When Peter Strzok was brought before the House Judiciary and Government Oversight Committees Wednesday for a roughly 11-hour deposition, Judiciary Committee Chairman Bob Goodlatte, R-Va., instructed members of the committees not to discuss the agent's testimony in public.

Lawmakers reluctantly observed the gag order that Goodlatte assured them would be lifted soon, when the committee approved the release of Strzok's transcript.

On Thursday, Rep. Ratcliffe appeared to read parts of Strzok's confidential testimony, revealing that Robert Mueller never directly asked Strzok if his work on the investigation was tainted by his political bias.

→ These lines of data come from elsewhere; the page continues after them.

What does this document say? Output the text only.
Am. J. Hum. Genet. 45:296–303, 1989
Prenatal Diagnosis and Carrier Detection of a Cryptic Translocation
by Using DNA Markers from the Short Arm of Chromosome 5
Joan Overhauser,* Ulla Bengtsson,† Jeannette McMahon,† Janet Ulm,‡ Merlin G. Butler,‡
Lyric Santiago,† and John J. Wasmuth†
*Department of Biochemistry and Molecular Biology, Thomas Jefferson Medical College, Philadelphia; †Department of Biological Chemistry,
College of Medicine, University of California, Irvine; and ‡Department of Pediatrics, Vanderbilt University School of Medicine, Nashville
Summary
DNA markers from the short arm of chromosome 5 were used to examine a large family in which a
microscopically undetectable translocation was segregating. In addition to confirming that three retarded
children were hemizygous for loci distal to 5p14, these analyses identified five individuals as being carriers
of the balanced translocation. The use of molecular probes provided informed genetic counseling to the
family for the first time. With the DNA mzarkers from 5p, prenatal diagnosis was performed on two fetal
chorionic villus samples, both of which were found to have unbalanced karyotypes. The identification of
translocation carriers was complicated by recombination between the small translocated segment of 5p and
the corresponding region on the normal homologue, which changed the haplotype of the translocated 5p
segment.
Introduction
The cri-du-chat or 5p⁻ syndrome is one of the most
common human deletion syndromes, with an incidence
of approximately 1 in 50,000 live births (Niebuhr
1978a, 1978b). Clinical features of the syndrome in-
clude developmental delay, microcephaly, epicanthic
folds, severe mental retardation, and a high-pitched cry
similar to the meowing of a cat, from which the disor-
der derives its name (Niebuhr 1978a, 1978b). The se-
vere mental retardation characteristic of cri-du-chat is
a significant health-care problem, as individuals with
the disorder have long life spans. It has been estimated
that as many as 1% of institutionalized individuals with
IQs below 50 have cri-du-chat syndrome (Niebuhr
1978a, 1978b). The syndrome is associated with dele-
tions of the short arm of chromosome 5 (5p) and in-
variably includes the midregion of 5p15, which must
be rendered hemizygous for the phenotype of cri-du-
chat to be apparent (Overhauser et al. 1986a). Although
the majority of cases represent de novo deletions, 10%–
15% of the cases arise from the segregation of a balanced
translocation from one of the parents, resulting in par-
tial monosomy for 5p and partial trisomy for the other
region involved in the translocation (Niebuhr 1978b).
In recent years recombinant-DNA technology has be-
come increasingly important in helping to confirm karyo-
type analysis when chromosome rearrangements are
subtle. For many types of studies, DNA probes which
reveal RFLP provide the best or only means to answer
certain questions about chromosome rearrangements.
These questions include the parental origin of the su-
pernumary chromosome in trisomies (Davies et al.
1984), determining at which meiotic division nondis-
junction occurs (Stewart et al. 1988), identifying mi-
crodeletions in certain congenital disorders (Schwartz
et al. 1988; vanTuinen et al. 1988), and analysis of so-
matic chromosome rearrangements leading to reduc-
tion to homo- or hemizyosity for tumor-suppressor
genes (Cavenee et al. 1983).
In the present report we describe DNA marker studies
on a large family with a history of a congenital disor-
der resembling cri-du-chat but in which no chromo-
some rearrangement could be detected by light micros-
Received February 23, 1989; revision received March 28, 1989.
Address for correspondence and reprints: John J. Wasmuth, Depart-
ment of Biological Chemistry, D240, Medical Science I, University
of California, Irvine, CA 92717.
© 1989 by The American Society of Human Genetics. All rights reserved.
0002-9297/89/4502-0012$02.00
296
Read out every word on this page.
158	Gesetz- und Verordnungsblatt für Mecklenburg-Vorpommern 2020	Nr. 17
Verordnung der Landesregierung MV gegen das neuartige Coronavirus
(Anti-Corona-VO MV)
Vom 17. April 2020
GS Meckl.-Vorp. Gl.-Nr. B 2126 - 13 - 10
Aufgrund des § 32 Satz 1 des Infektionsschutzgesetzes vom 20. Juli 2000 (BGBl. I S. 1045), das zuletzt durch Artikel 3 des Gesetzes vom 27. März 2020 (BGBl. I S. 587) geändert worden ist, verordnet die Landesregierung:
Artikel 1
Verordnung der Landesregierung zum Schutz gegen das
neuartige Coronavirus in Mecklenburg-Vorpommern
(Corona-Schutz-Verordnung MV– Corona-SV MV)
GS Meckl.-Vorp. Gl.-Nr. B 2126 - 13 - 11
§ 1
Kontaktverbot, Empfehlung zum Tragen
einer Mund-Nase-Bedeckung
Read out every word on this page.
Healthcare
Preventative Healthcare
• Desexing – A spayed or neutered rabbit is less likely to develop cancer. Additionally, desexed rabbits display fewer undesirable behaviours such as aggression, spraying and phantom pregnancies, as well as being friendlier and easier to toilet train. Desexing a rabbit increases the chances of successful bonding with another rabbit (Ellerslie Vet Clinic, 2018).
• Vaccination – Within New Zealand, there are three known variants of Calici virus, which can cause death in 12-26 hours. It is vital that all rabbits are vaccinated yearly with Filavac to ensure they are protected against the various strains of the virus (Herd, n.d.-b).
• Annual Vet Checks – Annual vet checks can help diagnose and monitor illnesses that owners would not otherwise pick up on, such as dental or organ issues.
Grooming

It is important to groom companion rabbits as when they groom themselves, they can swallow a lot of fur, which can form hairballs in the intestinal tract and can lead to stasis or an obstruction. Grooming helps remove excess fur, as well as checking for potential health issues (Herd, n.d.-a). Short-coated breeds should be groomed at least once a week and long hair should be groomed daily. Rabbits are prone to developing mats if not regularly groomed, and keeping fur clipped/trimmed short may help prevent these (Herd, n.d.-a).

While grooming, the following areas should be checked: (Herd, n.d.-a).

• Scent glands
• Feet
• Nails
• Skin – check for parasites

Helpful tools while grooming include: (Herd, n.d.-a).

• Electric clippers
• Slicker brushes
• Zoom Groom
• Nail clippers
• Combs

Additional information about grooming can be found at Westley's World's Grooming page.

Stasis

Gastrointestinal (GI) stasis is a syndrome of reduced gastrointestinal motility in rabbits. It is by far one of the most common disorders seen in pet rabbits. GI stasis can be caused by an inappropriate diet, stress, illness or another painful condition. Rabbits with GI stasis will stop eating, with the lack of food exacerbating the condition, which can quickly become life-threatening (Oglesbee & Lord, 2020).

Strzok reportedly described to the committee a 10 to 15-minute conversation he had with Mueller about his removal from the investigation because of his anti-Trump text messages.

"I was surprised that he [Strzok] said that neither Special Counsel Mueller or anyone on his team asked him about the texts or his expressed hatred of Donald Trump," Ratcliffe said.

The congressman explained at length how he asked Strzok "at least a half a dozen times" if Mueller questioned him about the text messages or asked whether any of his decisions, actions or the evidence he collected may have been "corrupted or tainted" by his hatred of Trump.

"He repeatedly and unequivocally said no," Ratcliffe continued.

Democrats vehemently objected to Ratcliffe "quoting or characterizing" the witness' confidential statements. Some stood up and walked out of the room, others demanded the chairman release the transcript.

Chairman Goodlatte said the minority party was being "recalcitrant" and allowed Ratcliff to continue in spite of the alleged confidentiality of Strzok's testimony.